Par acte sous seing privé du 3 novembre 2020, la SAS ACTION LOGEMENT SERVICES s’est portée caution du locataire pour le paiement des loyers et des charges à l’égard du bailleur.
Vu l’acte de commissaire de justice en date du 20 novembre 2023, auquel il convient de se référer pour l’exposé de ses moyens, par lequel la SAS ACTION LOGEMENT SERVICES a fait assigner Monsieur [C] [Y] [X] devant le juge des contentieux de la protection du tribunal judiciaire de NICE à l’audience du 22 février 2024 à 15 heures aux fins, au visa des dispositions des articles 1103, 1217, 1231-1 et 1224 et suivants du code civil, 1346 et suivants et 2305 et suivants du code civil et de la loi du 6 juillet 1989, de :
la déclarer recevable et bien fondée en son action ;à titre principal, constater l’acquisition de la clause résolutoire insérée au contrat de bail ;à titre subsidiaire, prononcer la résiliation du bail aux torts de Monsieur [C] [Y] [X] ;en conséquence, ordonner l’expulsion de Monsieur [C] [Y] [X] ainsi que celle de tous occupants de son chef avec au besoin le concours de la force publique ;condamner Monsieur [C] [Y] [X] au paiement de la somme de 1.230,64 euros, avec intérêts au taux légal à compter du commandement de payer du 1er août 2022 sur la somme de 317 euros et à compter de la présente assignation pour le surplus ;condamner Monsieur [C] [Y] [X] au paiement d’un indemnité mensuelle d’occupation jusqu’à la libération effective des lieux, dès lors que ces paiements seront justifiés par une quittance subrogative ;fixer l’indemnité d’occupation mensuelle au montant du loyer contractuel augmenté des charges ;condamner Monsieur [C] [Y] [X] à lui payer la somme de 800 euros sur le fondement de l’article 700 du code de procédure civile et aux dépens y compris le coût du commandement de payer.

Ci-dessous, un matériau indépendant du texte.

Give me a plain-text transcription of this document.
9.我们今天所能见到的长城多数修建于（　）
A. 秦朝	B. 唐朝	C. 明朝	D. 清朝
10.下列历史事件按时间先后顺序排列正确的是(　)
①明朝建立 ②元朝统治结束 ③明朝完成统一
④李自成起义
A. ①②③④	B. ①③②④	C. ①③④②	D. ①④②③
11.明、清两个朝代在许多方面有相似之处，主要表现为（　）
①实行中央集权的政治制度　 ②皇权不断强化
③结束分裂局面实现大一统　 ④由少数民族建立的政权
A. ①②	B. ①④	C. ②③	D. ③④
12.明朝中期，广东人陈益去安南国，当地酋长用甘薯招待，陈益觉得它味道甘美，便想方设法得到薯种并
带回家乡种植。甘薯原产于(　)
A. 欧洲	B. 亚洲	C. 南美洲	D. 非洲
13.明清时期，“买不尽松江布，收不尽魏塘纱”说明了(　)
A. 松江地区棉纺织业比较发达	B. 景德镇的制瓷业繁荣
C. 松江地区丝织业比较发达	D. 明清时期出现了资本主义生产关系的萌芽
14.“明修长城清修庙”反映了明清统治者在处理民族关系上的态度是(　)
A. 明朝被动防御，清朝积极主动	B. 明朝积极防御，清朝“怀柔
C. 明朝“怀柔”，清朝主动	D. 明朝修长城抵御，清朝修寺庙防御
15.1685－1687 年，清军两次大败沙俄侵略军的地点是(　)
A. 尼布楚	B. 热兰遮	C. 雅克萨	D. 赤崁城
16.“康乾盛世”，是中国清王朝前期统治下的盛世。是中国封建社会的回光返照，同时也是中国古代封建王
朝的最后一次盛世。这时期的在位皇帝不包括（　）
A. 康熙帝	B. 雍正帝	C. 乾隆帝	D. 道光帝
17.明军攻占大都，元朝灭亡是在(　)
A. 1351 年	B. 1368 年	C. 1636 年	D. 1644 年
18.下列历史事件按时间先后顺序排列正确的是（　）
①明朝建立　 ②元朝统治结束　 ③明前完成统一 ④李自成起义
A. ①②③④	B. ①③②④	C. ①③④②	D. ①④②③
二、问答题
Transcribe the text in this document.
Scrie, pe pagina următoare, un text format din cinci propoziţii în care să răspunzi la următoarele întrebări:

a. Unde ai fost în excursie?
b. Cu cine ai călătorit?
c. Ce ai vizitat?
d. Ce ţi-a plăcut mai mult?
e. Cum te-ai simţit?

Vu les différents renvois de l’affaire et le dernier à l’audience du 10 septembre 2024 à 14 heures,
Vu l’article 455 du code de procédure civile,
A l’audience, la SAS ACTION LOGEMENT SERVICES, représentée, indique que la dette locative s’élève désormais à la somme de 432,80 euros et s’en réfère expressément à son assignation pour le surplus.

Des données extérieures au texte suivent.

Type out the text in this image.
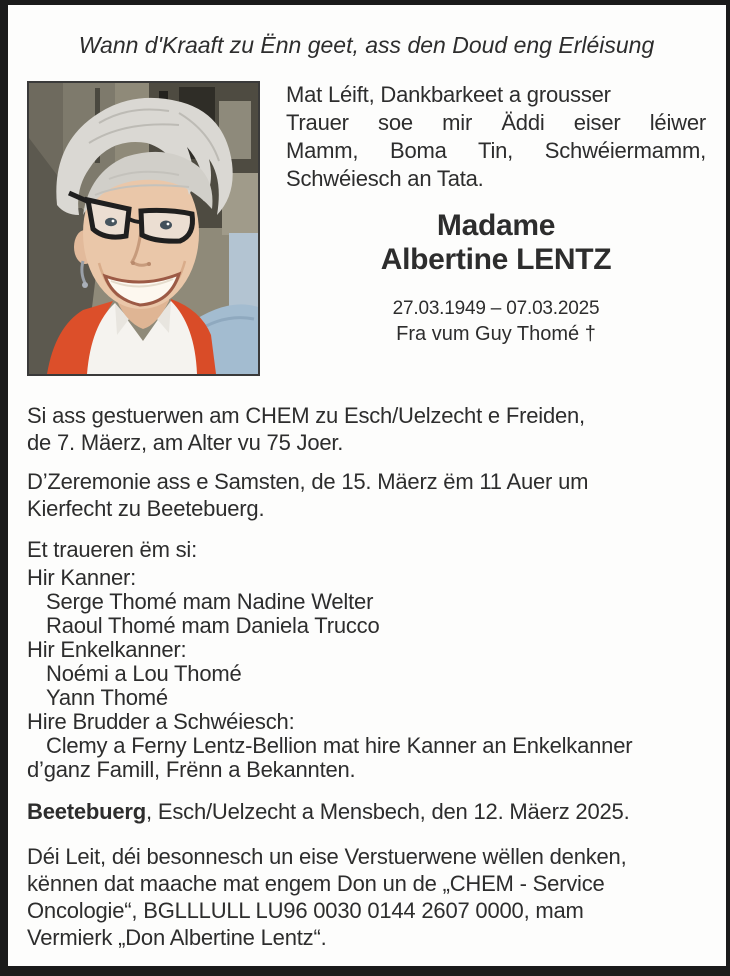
Wann d'Kraaft zu Ënn geet, ass den Doud eng Erléisung
Mat Léift, Dankbarkeet a grousser
Trauer soe mir Äddi eiser léiwer
Mamm, Boma Tin, Schwéiermamm,
Schwéiesch an Tata.
Madame
Albertine LENTZ
27.03.1949 – 07.03.2025
Fra vum Guy Thomé †
Si ass gestuerwen am CHEM zu Esch/Uelzecht e Freiden,
de 7. Mäerz, am Alter vu 75 Joer.
D’Zeremonie ass e Samsten, de 15. Mäerz ëm 11 Auer um
Kierfecht zu Beetebuerg.
Et traueren ëm si:
Hir Kanner:
Serge Thomé mam Nadine Welter
Raoul Thomé mam Daniela Trucco
Hir Enkelkanner:
Noémi a Lou Thomé
Yann Thomé
Hire Brudder a Schwéiesch:
Clemy a Ferny Lentz-Bellion mat hire Kanner an Enkelkanner
d’ganz Famill, Frënn a Bekannten.
Beetebuerg, Esch/Uelzecht a Mensbech, den 12. Mäerz 2025.
Déi Leit, déi besonnesch un eise Verstuerwene wëllen denken,
kënnen dat maache mat engem Don un de „CHEM - Service
Oncologie“, BGLLLULL LU96 0030 0144 2607 0000, mam
Vermierk „Don Albertine Lentz“.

Monsieur [C] [Y] [X] n’a pas comparu ni ne s’est fait représenter.
Le délibéré a été fixé au 6 novembre 2024.
MOTIFS DE LA DECISION
Selon les dispositions de l’article 9 du code de procédure civile, il incombe à chaque partie de prouver conformément à la loi les faits nécessaires au succès de sa prétention.
Monsieur [C] [Y] [X] ayant comparu lors des audiences des 22 février et 22 mai 2024, le présent jugement sera contradictoire.

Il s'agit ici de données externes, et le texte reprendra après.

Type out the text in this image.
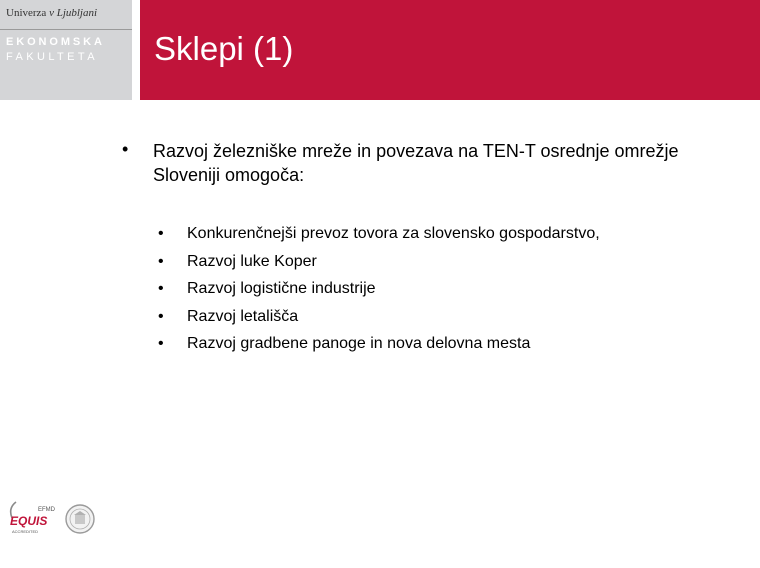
Univerza v Ljubljani
EKONOMSKA
FAKULTETA Sklepi (1)
• Razvoj železniške mreže in povezava na TEN-T osrednje omrežje Sloveniji omogoča:
• Konkurenčnejši prevoz tovora za slovensko gospodarstvo,
• Razvoj luke Koper
• Razvoj logistične industrije
• Razvoj letališča
• Razvoj gradbene panoge in nova delovna mesta
EFMD
EQUIS
ACCREDITED
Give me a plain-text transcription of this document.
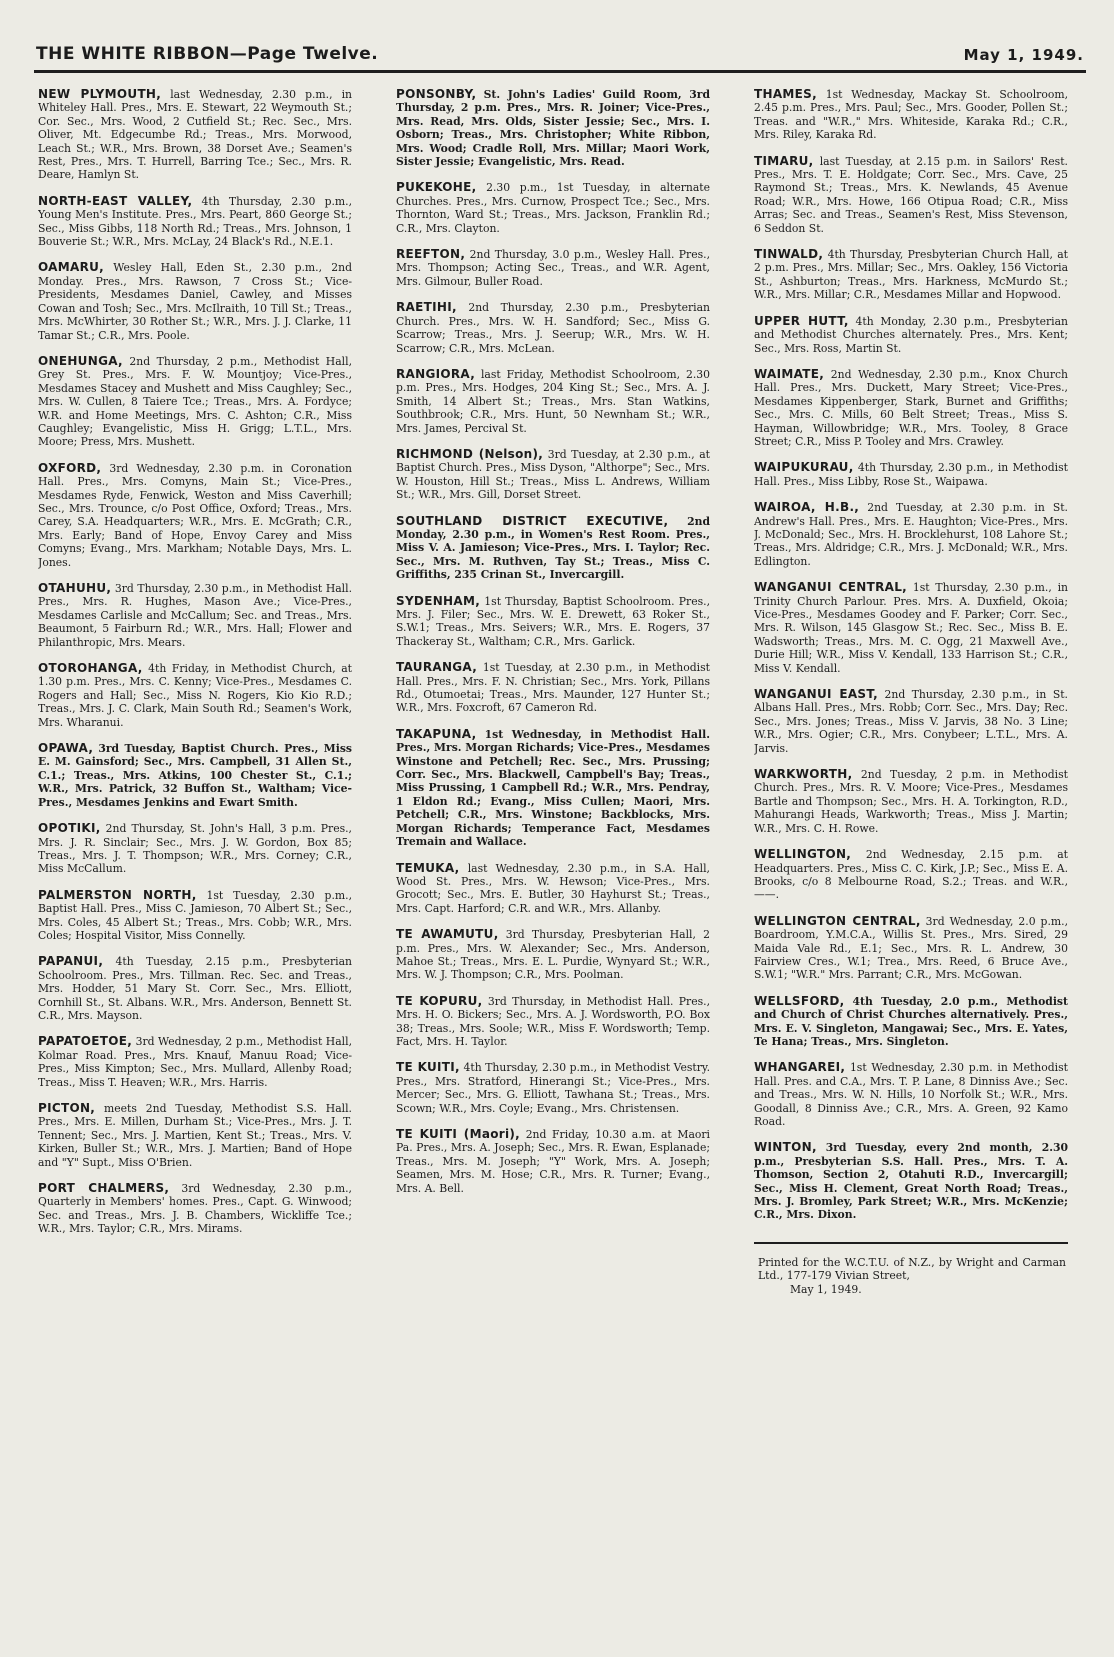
THE WHITE RIBBON—Page Twelve.	May 1, 1949.

NEW PLYMOUTH, last Wednesday, 2.30 p.m., in Whiteley Hall. Pres., Mrs. E. Stewart, 22 Weymouth St.; Cor. Sec., Mrs. Wood, 2 Cutfield St.; Rec. Sec., Mrs. Oliver, Mt. Edgecumbe Rd.; Treas., Mrs. Morwood, Leach St.; W.R., Mrs. Brown, 38 Dorset Ave.; Seamen's Rest, Pres., Mrs. T. Hurrell, Barring Tce.; Sec., Mrs. R. Deare, Hamlyn St.

NORTH-EAST VALLEY, 4th Thursday, 2.30 p.m., Young Men's Institute. Pres., Mrs. Peart, 860 George St.; Sec., Miss Gibbs, 118 North Rd.; Treas., Mrs. Johnson, 1 Bouverie St.; W.R., Mrs. McLay, 24 Black's Rd., N.E.1.

OAMARU, Wesley Hall, Eden St., 2.30 p.m., 2nd Monday. Pres., Mrs. Rawson, 7 Cross St.; Vice-Presidents, Mesdames Daniel, Cawley, and Misses Cowan and Tosh; Sec., Mrs. McIlraith, 10 Till St.; Treas., Mrs. McWhirter, 30 Rother St.; W.R., Mrs. J. J. Clarke, 11 Tamar St.; C.R., Mrs. Poole.

ONEHUNGA, 2nd Thursday, 2 p.m., Methodist Hall, Grey St. Pres., Mrs. F. W. Mountjoy; Vice-Pres., Mesdames Stacey and Mushett and Miss Caughley; Sec., Mrs. W. Cullen, 8 Taiere Tce.; Treas., Mrs. A. Fordyce; W.R. and Home Meetings, Mrs. C. Ashton; C.R., Miss Caughley; Evangelistic, Miss H. Grigg; L.T.L., Mrs. Moore; Press, Mrs. Mushett.

OXFORD, 3rd Wednesday, 2.30 p.m. in Coronation Hall. Pres., Mrs. Comyns, Main St.; Vice-Pres., Mesdames Ryde, Fenwick, Weston and Miss Caverhill; Sec., Mrs. Trounce, c/o Post Office, Oxford; Treas., Mrs. Carey, S.A. Headquarters; W.R., Mrs. E. McGrath; C.R., Mrs. Early; Band of Hope, Envoy Carey and Miss Comyns; Evang., Mrs. Markham; Notable Days, Mrs. L. Jones.

OTAHUHU, 3rd Thursday, 2.30 p.m., in Methodist Hall. Pres., Mrs. R. Hughes, Mason Ave.; Vice-Pres., Mesdames Carlisle and McCallum; Sec. and Treas., Mrs. Beaumont, 5 Fairburn Rd.; W.R., Mrs. Hall; Flower and Philanthropic, Mrs. Mears.

OTOROHANGA, 4th Friday, in Methodist Church, at 1.30 p.m. Pres., Mrs. C. Kenny; Vice-Pres., Mesdames C. Rogers and Hall; Sec., Miss N. Rogers, Kio Kio R.D.; Treas., Mrs. J. C. Clark, Main South Rd.; Seamen's Work, Mrs. Wharanui.

OPAWA, 3rd Tuesday, Baptist Church. Pres., Miss E. M. Gainsford; Sec., Mrs. Campbell, 31 Allen St., C.1.; Treas., Mrs. Atkins, 100 Chester St., C.1.; W.R., Mrs. Patrick, 32 Buffon St., Waltham; Vice-Pres., Mesdames Jenkins and Ewart Smith.

OPOTIKI, 2nd Thursday, St. John's Hall, 3 p.m. Pres., Mrs. J. R. Sinclair; Sec., Mrs. J. W. Gordon, Box 85; Treas., Mrs. J. T. Thompson; W.R., Mrs. Corney; C.R., Miss McCallum.

PALMERSTON NORTH, 1st Tuesday, 2.30 p.m., Baptist Hall. Pres., Miss C. Jamieson, 70 Albert St.; Sec., Mrs. Coles, 45 Albert St.; Treas., Mrs. Cobb; W.R., Mrs. Coles; Hospital Visitor, Miss Connelly.

PAPANUI, 4th Tuesday, 2.15 p.m., Presbyterian Schoolroom. Pres., Mrs. Tillman. Rec. Sec. and Treas., Mrs. Hodder, 51 Mary St. Corr. Sec., Mrs. Elliott, Cornhill St., St. Albans. W.R., Mrs. Anderson, Bennett St. C.R., Mrs. Mayson.

PAPATOETOE, 3rd Wednesday, 2 p.m., Methodist Hall, Kolmar Road. Pres., Mrs. Knauf, Manuu Road; Vice-Pres., Miss Kimpton; Sec., Mrs. Mullard, Allenby Road; Treas., Miss T. Heaven; W.R., Mrs. Harris.

PICTON, meets 2nd Tuesday, Methodist S.S. Hall. Pres., Mrs. E. Millen, Durham St.; Vice-Pres., Mrs. J. T. Tennent; Sec., Mrs. J. Martien, Kent St.; Treas., Mrs. V. Kirken, Buller St.; W.R., Mrs. J. Martien; Band of Hope and "Y" Supt., Miss O'Brien.

PORT CHALMERS, 3rd Wednesday, 2.30 p.m., Quarterly in Members' homes. Pres., Capt. G. Winwood; Sec. and Treas., Mrs. J. B. Chambers, Wickliffe Tce.; W.R., Mrs. Taylor; C.R., Mrs. Mirams.

PONSONBY, St. John's Ladies' Guild Room, 3rd Thursday, 2 p.m. Pres., Mrs. R. Joiner; Vice-Pres., Mrs. Read, Mrs. Olds, Sister Jessie; Sec., Mrs. I. Osborn; Treas., Mrs. Christopher; White Ribbon, Mrs. Wood; Cradle Roll, Mrs. Millar; Maori Work, Sister Jessie; Evangelistic, Mrs. Read.

PUKEKOHE, 2.30 p.m., 1st Tuesday, in alternate Churches. Pres., Mrs. Curnow, Prospect Tce.; Sec., Mrs. Thornton, Ward St.; Treas., Mrs. Jackson, Franklin Rd.; C.R., Mrs. Clayton.

REEFTON, 2nd Thursday, 3.0 p.m., Wesley Hall. Pres., Mrs. Thompson; Acting Sec., Treas., and W.R. Agent, Mrs. Gilmour, Buller Road.

RAETIHI, 2nd Thursday, 2.30 p.m., Presbyterian Church. Pres., Mrs. W. H. Sandford; Sec., Miss G. Scarrow; Treas., Mrs. J. Seerup; W.R., Mrs. W. H. Scarrow; C.R., Mrs. McLean.

RANGIORA, last Friday, Methodist Schoolroom, 2.30 p.m. Pres., Mrs. Hodges, 204 King St.; Sec., Mrs. A. J. Smith, 14 Albert St.; Treas., Mrs. Stan Watkins, Southbrook; C.R., Mrs. Hunt, 50 Newnham St.; W.R., Mrs. James, Percival St.

RICHMOND (Nelson), 3rd Tuesday, at 2.30 p.m., at Baptist Church. Pres., Miss Dyson, "Althorpe"; Sec., Mrs. W. Houston, Hill St.; Treas., Miss L. Andrews, William St.; W.R., Mrs. Gill, Dorset Street.

SOUTHLAND DISTRICT EXECUTIVE, 2nd Monday, 2.30 p.m., in Women's Rest Room. Pres., Miss V. A. Jamieson; Vice-Pres., Mrs. I. Taylor; Rec. Sec., Mrs. M. Ruthven, Tay St.; Treas., Miss C. Griffiths, 235 Crinan St., Invercargill.

SYDENHAM, 1st Thursday, Baptist Schoolroom. Pres., Mrs. J. Filer; Sec., Mrs. W. E. Drewett, 63 Roker St., S.W.1; Treas., Mrs. Seivers; W.R., Mrs. E. Rogers, 37 Thackeray St., Waltham; C.R., Mrs. Garlick.

TAURANGA, 1st Tuesday, at 2.30 p.m., in Methodist Hall. Pres., Mrs. F. N. Christian; Sec., Mrs. York, Pillans Rd., Otumoetai; Treas., Mrs. Maunder, 127 Hunter St.; W.R., Mrs. Foxcroft, 67 Cameron Rd.

TAKAPUNA, 1st Wednesday, in Methodist Hall. Pres., Mrs. Morgan Richards; Vice-Pres., Mesdames Winstone and Petchell; Rec. Sec., Mrs. Prussing; Corr. Sec., Mrs. Blackwell, Campbell's Bay; Treas., Miss Prussing, 1 Campbell Rd.; W.R., Mrs. Pendray, 1 Eldon Rd.; Evang., Miss Cullen; Maori, Mrs. Petchell; C.R., Mrs. Winstone; Backblocks, Mrs. Morgan Richards; Temperance Fact, Mesdames Tremain and Wallace.

TEMUKA, last Wednesday, 2.30 p.m., in S.A. Hall, Wood St. Pres., Mrs. W. Hewson; Vice-Pres., Mrs. Grocott; Sec., Mrs. E. Butler, 30 Hayhurst St.; Treas., Mrs. Capt. Harford; C.R. and W.R., Mrs. Allanby.

TE AWAMUTU, 3rd Thursday, Presbyterian Hall, 2 p.m. Pres., Mrs. W. Alexander; Sec., Mrs. Anderson, Mahoe St.; Treas., Mrs. E. L. Purdie, Wynyard St.; W.R., Mrs. W. J. Thompson; C.R., Mrs. Poolman.

TE KOPURU, 3rd Thursday, in Methodist Hall. Pres., Mrs. H. O. Bickers; Sec., Mrs. A. J. Wordsworth, P.O. Box 38; Treas., Mrs. Soole; W.R., Miss F. Wordsworth; Temp. Fact, Mrs. H. Taylor.

TE KUITI, 4th Thursday, 2.30 p.m., in Methodist Vestry. Pres., Mrs. Stratford, Hinerangi St.; Vice-Pres., Mrs. Mercer; Sec., Mrs. G. Elliott, Tawhana St.; Treas., Mrs. Scown; W.R., Mrs. Coyle; Evang., Mrs. Christensen.

TE KUITI (Maori), 2nd Friday, 10.30 a.m. at Maori Pa. Pres., Mrs. A. Joseph; Sec., Mrs. R. Ewan, Esplanade; Treas., Mrs. M. Joseph; "Y" Work, Mrs. A. Joseph; Seamen, Mrs. M. Hose; C.R., Mrs. R. Turner; Evang., Mrs. A. Bell.

THAMES, 1st Wednesday, Mackay St. Schoolroom, 2.45 p.m. Pres., Mrs. Paul; Sec., Mrs. Gooder, Pollen St.; Treas. and "W.R.," Mrs. Whiteside, Karaka Rd.; C.R., Mrs. Riley, Karaka Rd.

TIMARU, last Tuesday, at 2.15 p.m. in Sailors' Rest. Pres., Mrs. T. E. Holdgate; Corr. Sec., Mrs. Cave, 25 Raymond St.; Treas., Mrs. K. Newlands, 45 Avenue Road; W.R., Mrs. Howe, 166 Otipua Road; C.R., Miss Arras; Sec. and Treas., Seamen's Rest, Miss Stevenson, 6 Seddon St.

TINWALD, 4th Thursday, Presbyterian Church Hall, at 2 p.m. Pres., Mrs. Millar; Sec., Mrs. Oakley, 156 Victoria St., Ashburton; Treas., Mrs. Harkness, McMurdo St.; W.R., Mrs. Millar; C.R., Mesdames Millar and Hopwood.

UPPER HUTT, 4th Monday, 2.30 p.m., Presbyterian and Methodist Churches alternately. Pres., Mrs. Kent; Sec., Mrs. Ross, Martin St.

WAIMATE, 2nd Wednesday, 2.30 p.m., Knox Church Hall. Pres., Mrs. Duckett, Mary Street; Vice-Pres., Mesdames Kippenberger, Stark, Burnet and Griffiths; Sec., Mrs. C. Mills, 60 Belt Street; Treas., Miss S. Hayman, Willowbridge; W.R., Mrs. Tooley, 8 Grace Street; C.R., Miss P. Tooley and Mrs. Crawley.

WAIPUKURAU, 4th Thursday, 2.30 p.m., in Methodist Hall. Pres., Miss Libby, Rose St., Waipawa.

WAIROA, H.B., 2nd Tuesday, at 2.30 p.m. in St. Andrew's Hall. Pres., Mrs. E. Haughton; Vice-Pres., Mrs. J. McDonald; Sec., Mrs. H. Brocklehurst, 108 Lahore St.; Treas., Mrs. Aldridge; C.R., Mrs. J. McDonald; W.R., Mrs. Edlington.

WANGANUI CENTRAL, 1st Thursday, 2.30 p.m., in Trinity Church Parlour. Pres. Mrs. A. Duxfield, Okoia; Vice-Pres., Mesdames Goodey and F. Parker; Corr. Sec., Mrs. R. Wilson, 145 Glasgow St.; Rec. Sec., Miss B. E. Wadsworth; Treas., Mrs. M. C. Ogg, 21 Maxwell Ave., Durie Hill; W.R., Miss V. Kendall, 133 Harrison St.; C.R., Miss V. Kendall.

WANGANUI EAST, 2nd Thursday, 2.30 p.m., in St. Albans Hall. Pres., Mrs. Robb; Corr. Sec., Mrs. Day; Rec. Sec., Mrs. Jones; Treas., Miss V. Jarvis, 38 No. 3 Line; W.R., Mrs. Ogier; C.R., Mrs. Conybeer; L.T.L., Mrs. A. Jarvis.

WARKWORTH, 2nd Tuesday, 2 p.m. in Methodist Church. Pres., Mrs. R. V. Moore; Vice-Pres., Mesdames Bartle and Thompson; Sec., Mrs. H. A. Torkington, R.D., Mahurangi Heads, Warkworth; Treas., Miss J. Martin; W.R., Mrs. C. H. Rowe.

WELLINGTON, 2nd Wednesday, 2.15 p.m. at Headquarters. Pres., Miss C. C. Kirk, J.P.; Sec., Miss E. A. Brooks, c/o 8 Melbourne Road, S.2.; Treas. and W.R., ——.

WELLINGTON CENTRAL, 3rd Wednesday, 2.0 p.m., Boardroom, Y.M.C.A., Willis St. Pres., Mrs. Sired, 29 Maida Vale Rd., E.1; Sec., Mrs. R. L. Andrew, 30 Fairview Cres., W.1; Trea., Mrs. Reed, 6 Bruce Ave., S.W.1; "W.R." Mrs. Parrant; C.R., Mrs. McGowan.

WELLSFORD, 4th Tuesday, 2.0 p.m., Methodist and Church of Christ Churches alternatively. Pres., Mrs. E. V. Singleton, Mangawai; Sec., Mrs. E. Yates, Te Hana; Treas., Mrs. Singleton.

WHANGAREI, 1st Wednesday, 2.30 p.m. in Methodist Hall. Pres. and C.A., Mrs. T. P. Lane, 8 Dinniss Ave.; Sec. and Treas., Mrs. W. N. Hills, 10 Norfolk St.; W.R., Mrs. Goodall, 8 Dinniss Ave.; C.R., Mrs. A. Green, 92 Kamo Road.

WINTON, 3rd Tuesday, every 2nd month, 2.30 p.m., Presbyterian S.S. Hall. Pres., Mrs. T. A. Thomson, Section 2, Otahuti R.D., Invercargill; Sec., Miss H. Clement, Great North Road; Treas., Mrs. J. Bromley, Park Street; W.R., Mrs. McKenzie; C.R., Mrs. Dixon.

Printed for the W.C.T.U. of N.Z., by Wright and Carman Ltd., 177-179 Vivian Street,
May 1, 1949.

Par lettre reçue au Tribunal judiciaire de Nice le 10 octobre 2024, la SAS ACTION LOGEMENT SERVICES a informé le Président que le locataire ayant quitté les lieux, elle se désistait de sa demande d’expulsion, tout en maintenant sa demande en paiement à hauteur de 432,80 euros en principal.
Sur la recevabilité de l’action
La recevabilité à agir de la société ACTION LOGEMENT SERVICES au titre de la subrogation
L’article 2309 du code civil dispose que la caution qui a payé tout ou partie de la dette est subrogée dans les droits qu’avait le créancier contre le débiteur.
Les droits du créancier bailleur, issus de la défaillance de son débiteur locataire dans le paiement des loyers comprennent l’acquisition contractuelle de la clause résolutoire incluse dans le contrat de bail.
La SAS ACTION LOGEMENT SERVICES verse aux débats le contrat de cautionnement, les quittances subrogatives établies par le mandataire du bailleur et la convention Etat-UESL du 24 décembre 2015 pour la mise en œuvre de Visale dans le cadre du dispositif pour la sécurisation du logement privé, qui prévoit dans son article 7.1 que la subrogation doit permettre d’engager une procédure en résiliation du bail en lieu et place du bailleur.
Le contrat de cautionnement signé entre la SAS ACTION LOGEMENT SERVICES et le bailleur le 3 novembre 2020 prévoit dans son article 8 que la subrogation de la caution dans les droits et actions du bailleur lui permettra d’agir en recouvrement des sommes versées, en constatation de l’acquisition de la clause résolutoire et/ou en résiliation judiciaire du bail, ainsi qu’en fixation de l’indemnité d’occupation.
La SAS ACTION LOGEMENT SERVICES est donc subrogée dans les droits du bailleur et recevable à agir en résiliation du contrat de bail et en paiement d’une indemnité d’occupation.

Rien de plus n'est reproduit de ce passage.